L’ÉDITO DE JÉRÔME MARCHON
Faut-il dissocier l’oeuvre de l’artiste?

Elon Musk n’a pas fondé Tesla, mais il en a fait ce qu’elle est devenue: une référence mondiale de l’automobile électrique. Il a bâti une marque aussi puissante que clivante. Il en est devenu le visage, l’incarnation. À tel point qu’on ne sait plus toujours où finit l’homme et où commence l’entreprise. Et si c’était justement là le problème?

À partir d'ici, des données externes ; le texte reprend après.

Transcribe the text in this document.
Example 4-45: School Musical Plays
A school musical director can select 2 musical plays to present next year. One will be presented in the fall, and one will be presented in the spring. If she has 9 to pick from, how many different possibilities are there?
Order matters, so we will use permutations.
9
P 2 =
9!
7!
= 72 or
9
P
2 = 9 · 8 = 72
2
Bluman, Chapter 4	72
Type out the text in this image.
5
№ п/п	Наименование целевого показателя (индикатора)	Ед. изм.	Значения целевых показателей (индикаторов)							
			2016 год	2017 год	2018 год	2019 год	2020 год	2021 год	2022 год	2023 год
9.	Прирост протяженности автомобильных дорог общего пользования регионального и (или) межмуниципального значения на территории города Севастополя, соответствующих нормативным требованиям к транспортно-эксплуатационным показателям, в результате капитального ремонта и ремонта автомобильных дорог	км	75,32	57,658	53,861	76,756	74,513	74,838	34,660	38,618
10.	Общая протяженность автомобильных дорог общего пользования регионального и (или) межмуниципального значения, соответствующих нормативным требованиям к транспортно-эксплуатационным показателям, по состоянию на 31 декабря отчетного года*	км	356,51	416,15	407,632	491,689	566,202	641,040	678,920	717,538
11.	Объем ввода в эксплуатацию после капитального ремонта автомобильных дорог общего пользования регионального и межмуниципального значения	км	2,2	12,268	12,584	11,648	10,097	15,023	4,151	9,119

Tesla, pendant longtemps, c’était la voiture de ceux qui voulaient rouler autrement. Pas seulement rouler propre, mais rouler malin, rouler libre, rouler cool. Comme Apple dans les années 2000, la marque portait une image d’innovation et de progrès. En achetant une Tesla, on s’achetait aussi un peu de cette vision-là. Et puis, les tweets d’Elon Musk ont commencé à prendre plus de place que ses voitures. Il y a quelques années encore, il prônait la diversité, l’inclusion, l’ouverture. Mais depuis quelque temps, le discours a radicalement basculé.
Aujourd’hui, une simple vidéo promotionnelle de la nouvelle «Model Y» déclenche une avalanche de commentaires haineux. Non pas contre le produit, qui reste objectivement excellent, mais contre l’homme qui le représente. Et c’est là que tout s’emmêle: Tesla, c’est Musk. Musk, c’est Tesla. Et quand Musk dérape, Tesla carambole.
Prenez n’importe quelle autre marque automobile: VW, Mercedes, BMW, Toyota, Renault ou même Ferrari… Qui en connaît le patron? Personne ou presque. Mais Tesla? Demandez dans la rue, la réponse fuse. Cette hyper-personnification, voulue et assumée, a longtemps été un atout. Aujourd’hui, elle devient un boulet. Car les positions politiques de Musk choquent – particulièrement en Allemagne, un marché clef — et finissent par plomber l’image de l’entreprise. La bourse ne s’y trompe pas, les clients non plus: les ventes ralentissent, la valorisation plonge.
Ce qui est frappant, c’est cette impression d’assister à une chute programmée. Comme si l’arrogance et l’ego avaient pris le volant, reléguant au second plan l’ingénierie, la vision, l’envie de changer le monde. C’est peut-être ça, le plus troublant: voir un projet aussi ambitieux être tiré vers le bas par celui-là même qui l’a hissé au sommet.
Alors oui, la question revient, lancinante: faut-il séparer l’œuvre de l’artiste? Peut-on admirer la voiture sans cautionner l’homme? Et si ce n’est plus possible, qui a vraiment perdu? Musk? Tesla? Ou nous tous, qui cherchions à croire qu’un produit pouvait incarner quelque chose de plus grand?